Circumstantial evidence clearly suggests a strong link between these six global cities and immigration to the USA. New York received more immigrants in 1992 than any other metropolitan area in the USA, followed in rank order by Los Angeles, Miami, Chicago, San Francisco, Washington, and Houston. In other words, the three primary global cities identified by Friedmann were ranked 1, 2, and 4 in terms of immigration, and the three secondary global cities were ranked 3, 5, and 7. The flow of immigrants into these six metropolitan areas averaged 14,000 during 1992, but the average number of immigrants going to the remaining metropolitan areas was under 2,300. In the USA, therefore, immigration is overwhelmingly directed to global cities.
The only global city that Friedmann (1986) identified in Canada was Toronto, which he classified as a secondary global city. Toronto attracted some 30 per cent of the nation’s 214,230 immigrants. After Toronto, the next largest cities are Montreal and Vancouver, which attracted 12 per cent and 11 per cent of all immigrants, respectively. Thus, roughly a third of all immigrants go to Canada’s only recognized global metropolis, and another third go to the second- and thirdranked cities.
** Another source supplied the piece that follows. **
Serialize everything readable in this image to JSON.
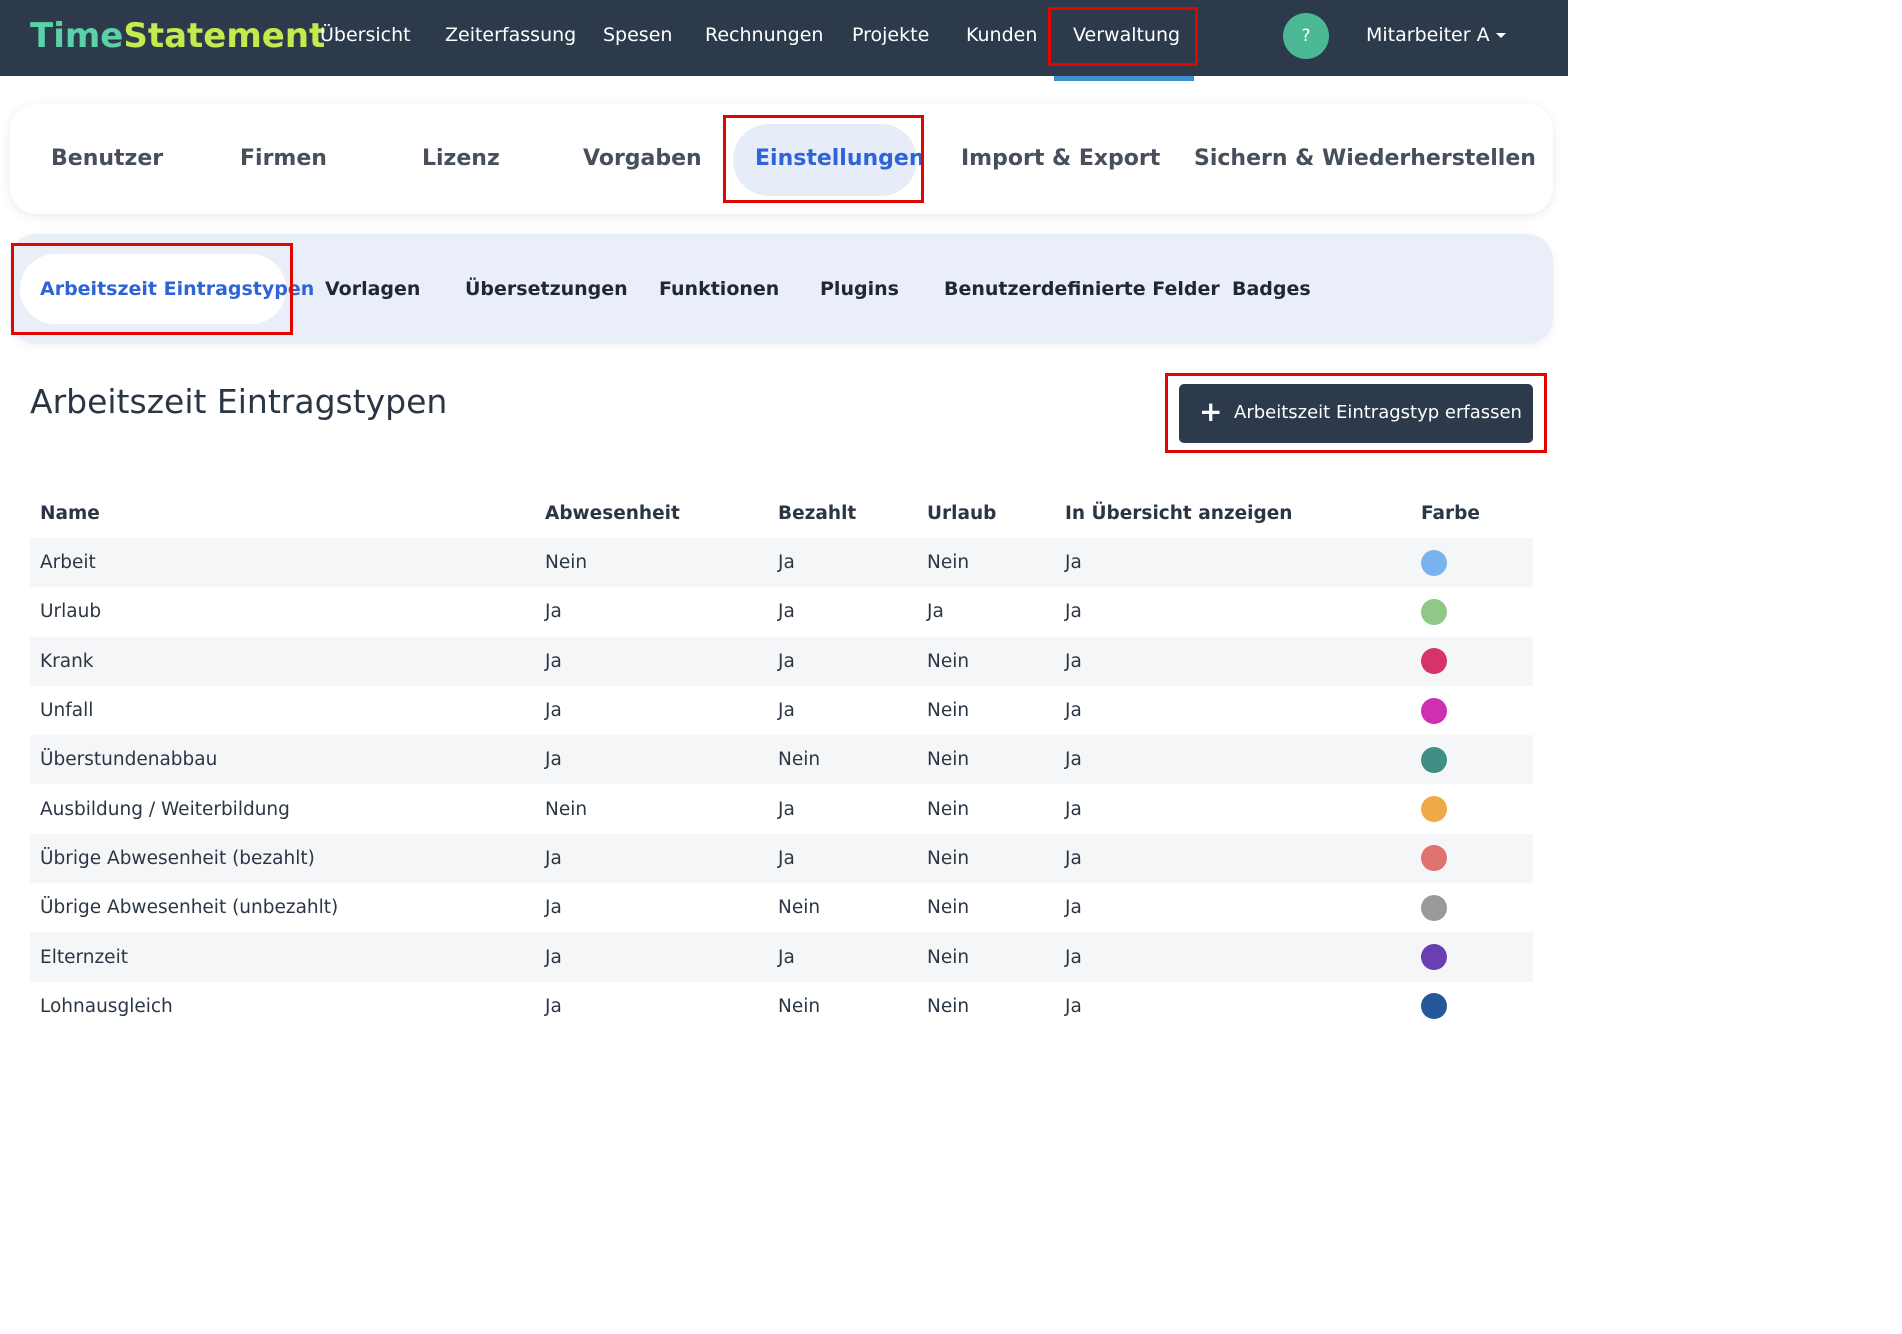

Obviously, Canadian immigration is directed towards those urban areas most strongly linked to the international economy.
Walker et al. (1992) analyzed patterns of internal and international migration to the USA in an effort to confirm the labor market dynamics hypothesized by world systems theorists. If high-paying blue-collar jobs are being reallocated to low-wage regions abroad, and labour markets within global cities are bifurcating into low-wage and high-wage sectors, then we should observe immigrants and white-collar workers entering global cities in large numbers as blue-collar workers depart. Further down the urban hierarchy, we should observe the entry of blue-collar workers and the out-migration of white-collar workers combined with little or no immigration.
This pattern is essentially what Walker and his colleagues observed in their analysis of internal and international migration from 1975 to 1980 across urban areas of the USA. Immigration flows were directed towards metropolitan areas that were experiencing a rapid growth in value-added (i.e. global cities), but the arrival of immigrants and the rapid growth in high value-added production were associated with a strong out-migration of blue-collar workers. The migration of white-collar workers was, in turn, linked to a high growth in value added but was not strongly affected by the rate of immigration. Comparable results were obtained by Wright et al. (1997) in their analysis of 1985-90 flows. Wright et al. (1997) concluded that the out-migration of native workers and the in-migration of foreign workers both stemmed from the same underlying factor: industrial restructuring.
These patterns correspond closely to state-level results reported by Frey (1994), who found that six key US states – California, New York, Texas, New Jersey, Illinois, and Massachusetts – attracted large numbers of international migrants and skilled native white workers but lost poor whites. Florida contradicted the general pattern of immigrant-receiving states by attracting all kinds of movers, immigrants as well as white- and blue-collar native workers.